In response to a forced-choice question among three potential Republican nominees -- McCain, Giuliani, and Jeb Bush -- Giuliani is the clear winner, with 47% of the Republican vote, followed by 27% who choose McCain and 17% who select Bush.

A Clinton-Giuliani matchup would be quite interesting, of course, because Clinton now represents New York in the Senate, and Giuliani is the former New York City mayor. It has been a long time since the two major-party's nominees came from the same state.

Is there any insight on Americans' opinions about the Middle East after the death of Palestinian leader Yasser Arafat?

We have no new data since Arafat's death, but it is clear that the person who replaces Arafat as Palestinian leader will face a tough challenge as far as American public opinion is concerned. Americans have long expressed more sympathy for the Israelis than for the Palestinians. In February of this year, 55% of Americans said they were more sympathetic to the Israelis, compared with just 18% who were more sympathetic to the Palestinians. In that same poll, three-quarters of Americans (76%) said they had an unfavorable opinion of the Palestinian Authority.
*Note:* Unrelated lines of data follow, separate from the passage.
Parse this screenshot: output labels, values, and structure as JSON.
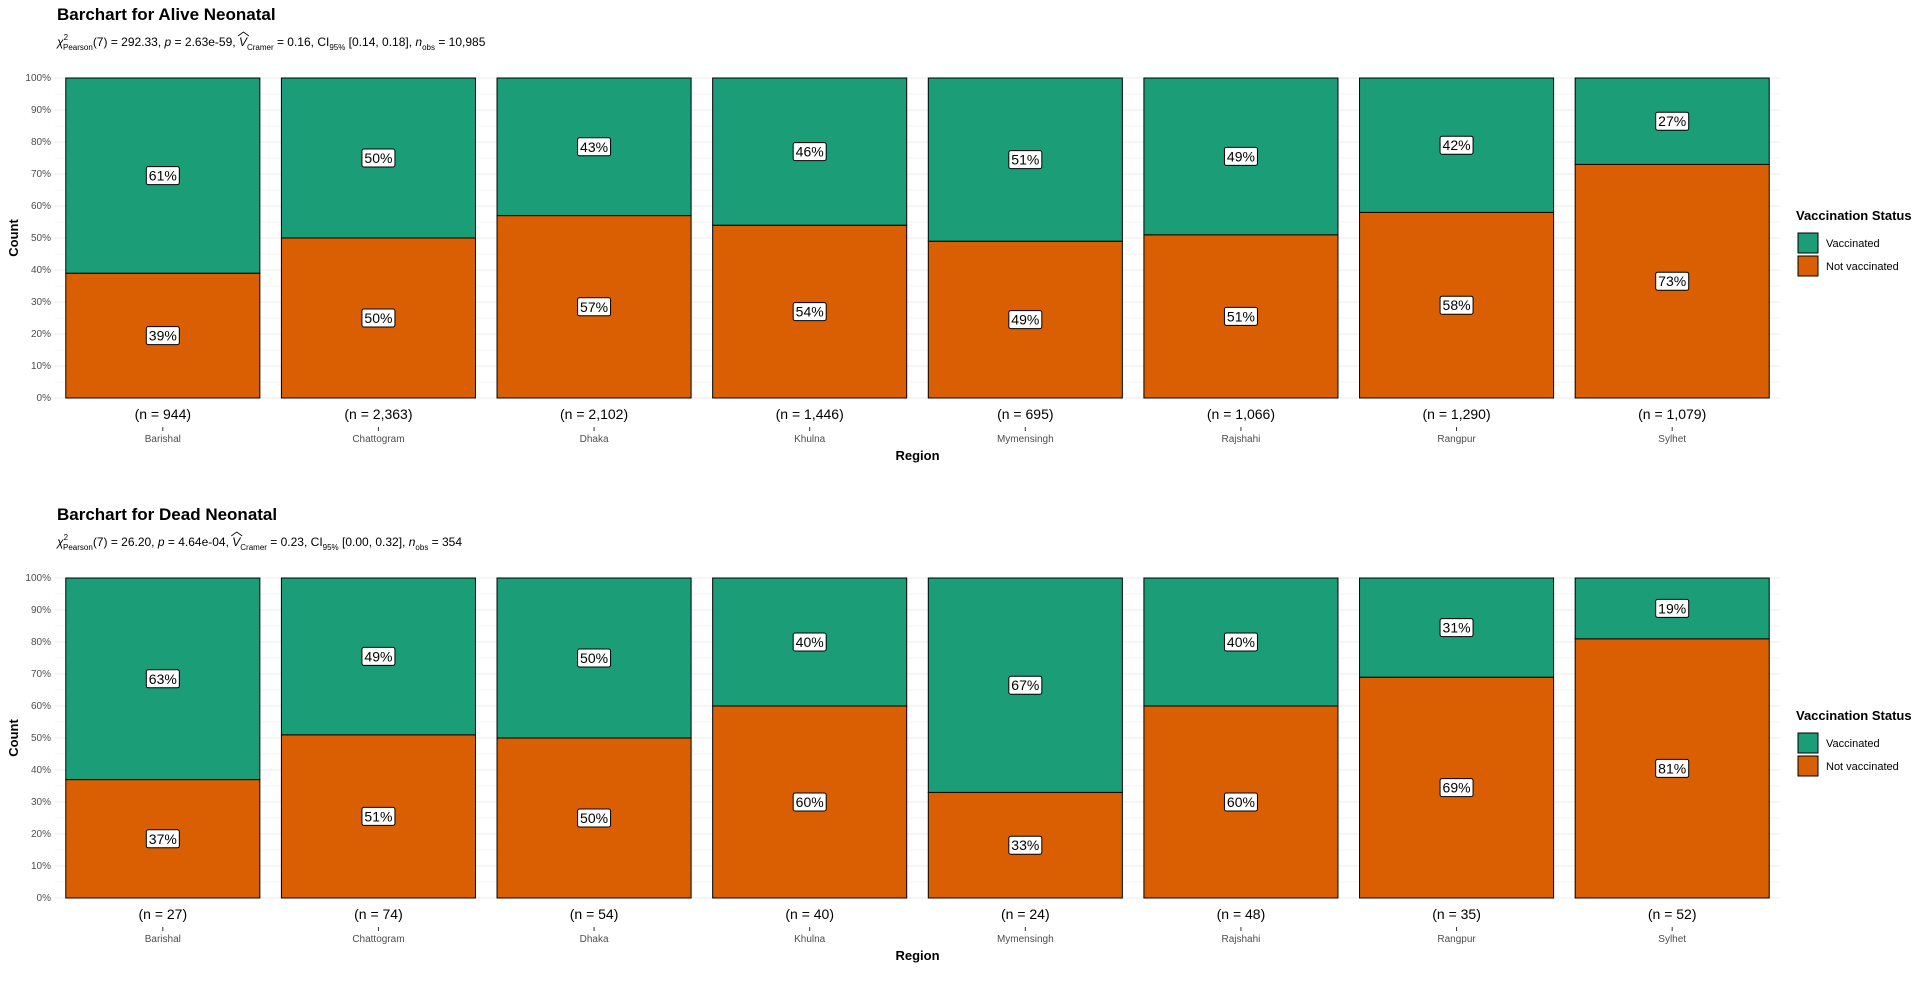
{
  "colors": {
    "vaccinated": "#1B9E77",
    "not_vaccinated": "#D95F02",
    "grid": "#ebebeb"
  },
  "chart_data": [
    {
      "type": "bar",
      "stacked": "percent",
      "title": "Barchart for Alive Neonatal",
      "subtitle": {
        "chi_sym": "χ",
        "chi_sup": "2",
        "chi_sub": "Pearson",
        "part1": "(7) = 292.33, ",
        "p_sym": "p",
        "part2": " = 2.63e-59, ",
        "v_sym": "V",
        "v_sub": "Cramer",
        "part3": " = 0.16, CI",
        "ci_sub": "95%",
        "part4": " [0.14, 0.18], ",
        "n_sym": "n",
        "n_sub": "obs",
        "part5": " = 10,985"
      },
      "xlabel": "Region",
      "ylabel": "Count",
      "ylim": [
        0,
        100
      ],
      "yticks": [
        "0%",
        "10%",
        "20%",
        "30%",
        "40%",
        "50%",
        "60%",
        "70%",
        "80%",
        "90%",
        "100%"
      ],
      "categories": [
        "Barishal",
        "Chattogram",
        "Dhaka",
        "Khulna",
        "Mymensingh",
        "Rajshahi",
        "Rangpur",
        "Sylhet"
      ],
      "counts": [
        "(n = 944)",
        "(n = 2,363)",
        "(n = 2,102)",
        "(n = 1,446)",
        "(n = 695)",
        "(n = 1,066)",
        "(n = 1,290)",
        "(n = 1,079)"
      ],
      "series": [
        {
          "name": "Not vaccinated",
          "values": [
            39,
            50,
            57,
            54,
            49,
            51,
            58,
            73
          ],
          "labels": [
            "39%",
            "50%",
            "57%",
            "54%",
            "49%",
            "51%",
            "58%",
            "73%"
          ]
        },
        {
          "name": "Vaccinated",
          "values": [
            61,
            50,
            43,
            46,
            51,
            49,
            42,
            27
          ],
          "labels": [
            "61%",
            "50%",
            "43%",
            "46%",
            "51%",
            "49%",
            "42%",
            "27%"
          ]
        }
      ],
      "legend": {
        "title": "Vaccination Status",
        "items": [
          "Vaccinated",
          "Not vaccinated"
        ],
        "position": "right"
      }
    },
    {
      "type": "bar",
      "stacked": "percent",
      "title": "Barchart for Dead Neonatal",
      "subtitle": {
        "chi_sym": "χ",
        "chi_sup": "2",
        "chi_sub": "Pearson",
        "part1": "(7) = 26.20, ",
        "p_sym": "p",
        "part2": " = 4.64e-04, ",
        "v_sym": "V",
        "v_sub": "Cramer",
        "part3": " = 0.23, CI",
        "ci_sub": "95%",
        "part4": " [0.00, 0.32], ",
        "n_sym": "n",
        "n_sub": "obs",
        "part5": " = 354"
      },
      "xlabel": "Region",
      "ylabel": "Count",
      "ylim": [
        0,
        100
      ],
      "yticks": [
        "0%",
        "10%",
        "20%",
        "30%",
        "40%",
        "50%",
        "60%",
        "70%",
        "80%",
        "90%",
        "100%"
      ],
      "categories": [
        "Barishal",
        "Chattogram",
        "Dhaka",
        "Khulna",
        "Mymensingh",
        "Rajshahi",
        "Rangpur",
        "Sylhet"
      ],
      "counts": [
        "(n = 27)",
        "(n = 74)",
        "(n = 54)",
        "(n = 40)",
        "(n = 24)",
        "(n = 48)",
        "(n = 35)",
        "(n = 52)"
      ],
      "series": [
        {
          "name": "Not vaccinated",
          "values": [
            37,
            51,
            50,
            60,
            33,
            60,
            69,
            81
          ],
          "labels": [
            "37%",
            "51%",
            "50%",
            "60%",
            "33%",
            "60%",
            "69%",
            "81%"
          ]
        },
        {
          "name": "Vaccinated",
          "values": [
            63,
            49,
            50,
            40,
            67,
            40,
            31,
            19
          ],
          "labels": [
            "63%",
            "49%",
            "50%",
            "40%",
            "67%",
            "40%",
            "31%",
            "19%"
          ]
        }
      ],
      "legend": {
        "title": "Vaccination Status",
        "items": [
          "Vaccinated",
          "Not vaccinated"
        ],
        "position": "right"
      }
    }
  ]
}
Interestingly, in a June 2002 poll, 52% of Americans thought it more important that working to establish peace in the Middle East was a higher priority for the United States than working to overthrow Saddam Hussein in Iraq.

On Election Day, voters in 11 states approved constitutional amendments restricting same-sex marriage in their states. Do these amendments reflect national public opinion?

Indeed, a July 2004 Gallup Poll shows only about a third of Americans -- 32% -- agree that "marriages between homosexuals should be recognized by the law as valid, with the same rights as traditional marriages." Half of Americans (48%) favor a constitutional amendment that would define marriage as being between a man and a woman. About half of Americans favor a law that would allow homosexual couples to legally form civil unions (49%), giving them some of the rights of married couples.

The Scott Peterson verdict was headline news last week.  How are Americans reacting?

The guilty verdict in the Peterson trial did not surprise a great many Americans. Last January, a Gallup Poll found that 76% of Americans believed that the murder charges against Peterson were either definitely or probably true. Almost no one believed the charges were not true; 19% said they didn't know enough about the case to have an opinion.

That Peterson could receive the death penalty, as well as newly released Justice Department data showing that the frequency of the imposition of death sentences has dropped, has brought the debate over the death penalty back into the limelight. An article in Monday's Washington Post noted that the number of convicts in jail under sentence of death dropped to a 30-year low last year. According to the article, "The data stirred activists to speculate that support for the death penalty is dropping among jury panels, which in many states now are the only groups eligible to impose it." 

U.S. support for the death penalty has drifted slowly downward since its peak in 1994, when 80% of Americans favored it. The most recent Gallup measure of support for the death penalty was taken in October 2004, when 64% said they favored "the death penalty for a person convicted of murder." Still, according to a May 2004 poll, almost half of Americans (48%) say that the death penalty is not being imposed enough, and just 23% say the death penalty is imposed too often. More than half (55%) of Americans feel the death penalty is applied fairly in this country today.

A recent Gallup analysis shows that support for the death penalty is highest among whites, men, Republicans, and conservatives. There is little difference in support for the death penalty by age or region of country.